IMO warns ‘dumbing down’ of psychiatric services having adverse effect on patients
- IMO warns ‘dumbing down’ of psychiatric services having adverse effect on patients
- Psychiatry is a complex specialty but ‘HSE treats it as if it were a form of applied social care’
Panel discussion on ‘Confronting the Care Deficit for Patients with Severe and Enduring Mental Illness’ held at IMO AGM in Killarney
‘The move to community psychiatric services is a logistical mess, with the availability of accessible services increasingly determined by a patient’s Eircode’
Monday April 28, 2025. The Chair of the Consultants’ Committee of the Irish Medical Organisation (IMO) has warned that the “dumbing down” of psychiatric services is having an adverse effect on patients through increased waiting lists, and poor governance and oversight of services.
Professor Matthew Sadlier, who is also a consultant old age psychiatrist, was speaking at a panel discussion entitled ‘Confronting the Care Deficit for Patients with Severe and Enduring Mental Illness’ at the IMO AGM in Killarney on Saturday.
Prof Sadlier said that the move of psychiatric services from hospital to community settings has resulted in patients not being able to have adequate monitoring of medications and diagnostic investigations, leading to potentially negative outcomes.

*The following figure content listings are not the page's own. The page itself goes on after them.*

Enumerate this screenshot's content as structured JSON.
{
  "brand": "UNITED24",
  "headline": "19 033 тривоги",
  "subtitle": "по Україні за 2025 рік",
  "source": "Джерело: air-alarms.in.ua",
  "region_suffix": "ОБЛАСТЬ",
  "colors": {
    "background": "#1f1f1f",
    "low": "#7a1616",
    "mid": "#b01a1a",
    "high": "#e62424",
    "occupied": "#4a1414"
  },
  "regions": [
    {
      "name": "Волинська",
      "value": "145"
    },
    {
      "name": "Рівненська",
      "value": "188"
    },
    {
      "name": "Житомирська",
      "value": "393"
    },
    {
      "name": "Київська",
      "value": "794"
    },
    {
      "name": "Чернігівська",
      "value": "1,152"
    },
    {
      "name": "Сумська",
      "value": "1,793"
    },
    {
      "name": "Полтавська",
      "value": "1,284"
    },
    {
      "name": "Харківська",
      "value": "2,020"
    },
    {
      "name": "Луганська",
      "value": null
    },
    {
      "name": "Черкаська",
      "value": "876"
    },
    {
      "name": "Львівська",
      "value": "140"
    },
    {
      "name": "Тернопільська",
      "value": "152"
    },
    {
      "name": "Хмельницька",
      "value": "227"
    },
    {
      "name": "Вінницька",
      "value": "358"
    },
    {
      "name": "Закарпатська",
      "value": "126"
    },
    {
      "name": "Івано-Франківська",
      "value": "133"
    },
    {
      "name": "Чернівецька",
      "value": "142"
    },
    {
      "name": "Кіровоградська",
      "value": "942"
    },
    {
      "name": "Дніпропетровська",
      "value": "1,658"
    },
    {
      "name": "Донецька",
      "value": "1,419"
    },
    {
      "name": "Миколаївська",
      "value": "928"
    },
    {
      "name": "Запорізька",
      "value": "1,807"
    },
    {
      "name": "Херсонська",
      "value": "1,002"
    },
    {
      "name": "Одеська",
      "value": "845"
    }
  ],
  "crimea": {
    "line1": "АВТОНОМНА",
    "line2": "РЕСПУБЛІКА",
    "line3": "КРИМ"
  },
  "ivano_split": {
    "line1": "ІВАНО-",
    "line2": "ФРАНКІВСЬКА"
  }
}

He added that the distributed model of service delivery has led to a significant postcode lottery for access across the country. This model leads to difficulty in governance, with non-consultant hospital doctors (NCHDs) and supervisors working in separate locations, and unnecessary travel leading to significant wastage of time and subsequent productivity.
He said: “Psychiatry is a complex medical specialty, but the HSE treats it as it is a form of applied social care. The move to community psychiatric services is a logistical mess, with several key stakeholders regularly working in different locations and the availability of accessible services increasingly determined by a patient’s Eircode.”
Prof Sadlier added that there had been a consistent downgrading of the expertise of psychiatry. He said that the Assisted Decision-Making Capacity Act and proposed Mental Health Act attempted to make a false equivalence between different professions.
Prof Sadlier said that practitioners from eight different specialties can determine if a patient lacks capacity and subsequently hand over control of their affairs to another person. These specialties include occupational therapists, registered midwives, registered nurses, social workers and speech and language therapists. He said that many practitioners from these specialties would have neither the requisite training nor expertise to make a decision on a patient’s capacity.
“Neurocognitive assessment is a complex task that requires specialisation to complete adequately. Given that this function can lead to the loss of personal liberty guaranteed by the constitution, not making this a specialist function is mind-boggling.”